The move, which puts the US at the top of long list of trade talks expected to take place in 2013, is the latest sign that the EU sees trade as its most effective answer to austerity. The leaders' statement added that "an ambitious trade agenda can lead in the medium term to an overall increase of 2 percent in growth and to the creation of 2 million jobs."
Meanwhile, leaders said they expect a trade deal with neighbouring Canada to be concluded "very shortly," while negotiations with Japan expected to be launched in Tokyo at the upcoming EU-Japan summit.

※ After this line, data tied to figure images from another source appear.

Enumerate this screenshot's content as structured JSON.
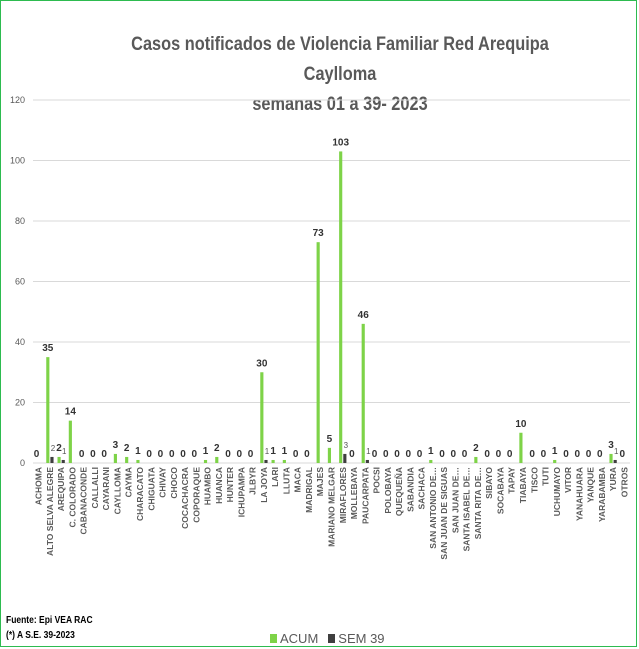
{
  "colors": {
    "acum": "#7ed348",
    "sem": "#3f3f3f",
    "axis_text": "#595959",
    "grid": "#d9d9d9",
    "label": "#333333"
  },
  "footer": {
    "source_line": "Fuente: Epi VEA RAC",
    "note_line": "(*) A S.E. 39-2023"
  },
  "chart_data": {
    "type": "bar",
    "title_lines": [
      "Casos notificados  de Violencia Familiar Red Arequipa Caylloma",
      "semanas 01 a 39- 2023"
    ],
    "xlabel": "",
    "ylabel": "",
    "ylim": [
      0,
      120
    ],
    "yticks": [
      0,
      20,
      40,
      60,
      80,
      100,
      120
    ],
    "grid": true,
    "legend_position": "bottom",
    "categories": [
      "ACHOMA",
      "ALTO SELVA ALEGRE",
      "AREQUIPA",
      "C. COLORADO",
      "CABANACONDE",
      "CALLALLI",
      "CAYARANI",
      "CAYLLOMA",
      "CAYMA",
      "CHARACATO",
      "CHIGUATA",
      "CHIVAY",
      "CHOCO",
      "COCACHACRA",
      "COPORAQUE",
      "HUAMBO",
      "HUANCA",
      "HUNTER",
      "ICHUPAMPA",
      "JLBYR",
      "LA JOYA",
      "LARI",
      "LLUTA",
      "MACA",
      "MADRIGAL",
      "MAJES",
      "MARIANO MELGAR",
      "MIRAFLORES",
      "MOLLEBAYA",
      "PAUCARPATA",
      "POCSI",
      "POLOBAYA",
      "QUEQUEÑA",
      "SABANDIA",
      "SACHACA",
      "SAN ANTONIO DE…",
      "SAN JUAN DE SIGUAS",
      "SAN JUAN DE…",
      "SANTA ISABEL DE…",
      "SANTA RITA DE…",
      "SIBAYO",
      "SOCABAYA",
      "TAPAY",
      "TIABAYA",
      "TISCO",
      "TUTI",
      "UCHUMAYO",
      "VITOR",
      "YANAHUARA",
      "YANQUE",
      "YARABAMBA",
      "YURA",
      "OTROS"
    ],
    "series": [
      {
        "name": "ACUM",
        "values": [
          0,
          35,
          2,
          14,
          0,
          0,
          0,
          3,
          2,
          1,
          0,
          0,
          0,
          0,
          0,
          1,
          2,
          0,
          0,
          0,
          30,
          1,
          1,
          0,
          0,
          73,
          5,
          103,
          0,
          46,
          0,
          0,
          0,
          0,
          0,
          1,
          0,
          0,
          0,
          2,
          0,
          0,
          0,
          10,
          0,
          0,
          1,
          0,
          0,
          0,
          0,
          3,
          0
        ]
      },
      {
        "name": "SEM 39",
        "values": [
          0,
          2,
          1,
          0,
          0,
          0,
          0,
          0,
          0,
          0,
          0,
          0,
          0,
          0,
          0,
          0,
          0,
          0,
          0,
          0,
          1,
          0,
          0,
          0,
          0,
          0,
          0,
          3,
          0,
          1,
          0,
          0,
          0,
          0,
          0,
          0,
          0,
          0,
          0,
          0,
          0,
          0,
          0,
          0,
          0,
          0,
          0,
          0,
          0,
          0,
          0,
          1,
          0
        ]
      }
    ]
  }
}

Although the summit in Brussels was dominated by protracted negotiations on the EU's near €1 trillion budget for the next seven year framework, the European Commission has estimated that an EU-US trade deal could be worth €275 billion per year - more than double the size of the bloc's annual budget.
EU trade commissioner Karel de Gucht is currently in North America for talks with Canadian trade minister, Ed Fast, and US trade representative Ron Kirk in a bid to fast-track the pace of negotiations. Talks with Canada are on the verge of completion, while EU officials are hopeful that President Barack Obama will mention the EU-US plan in his state of the union address next Tuesday (February 12).
During a speech in Munich last week, US vice-president Joe Biden talked up the prospect of a trade deal "getting done." He said that an accord "would be good for growth, job creation, and be good on both sides of the Atlantic; it would strengthen our global trading system; and it would, importantly, help us strategically."
Bilateral trade agreements have become the new vogue in EU policy as the bloc's 27 member states attempt to drag their economies out of recession and away from austerity. However, only four of the EU's 29 trade agreements already in force (Mexico, South Africa, Turkey, South Korea) are with countries in the G20
Andrew Burns, senior economist for the World Bank, told this website that although economists have reservations about the benefits of bilateral trade deals "these trade agreements have, on balance, been trade creating not diverting."
But nearly five years after the start of the financial crisis, governments are still yet to repeal a large number of measures to restrict trade.
The World Trade Organisation reported that in the seven months up to May 2012, 182 instruments to restrict or distort trade were adopted by governments. It also claims that only 18 percent of the trade restricting measures adopted by G20 countries since 2008 have been scrapped, amounting to a total loss of 3 percent of world trade - equivalent to some €350 billion.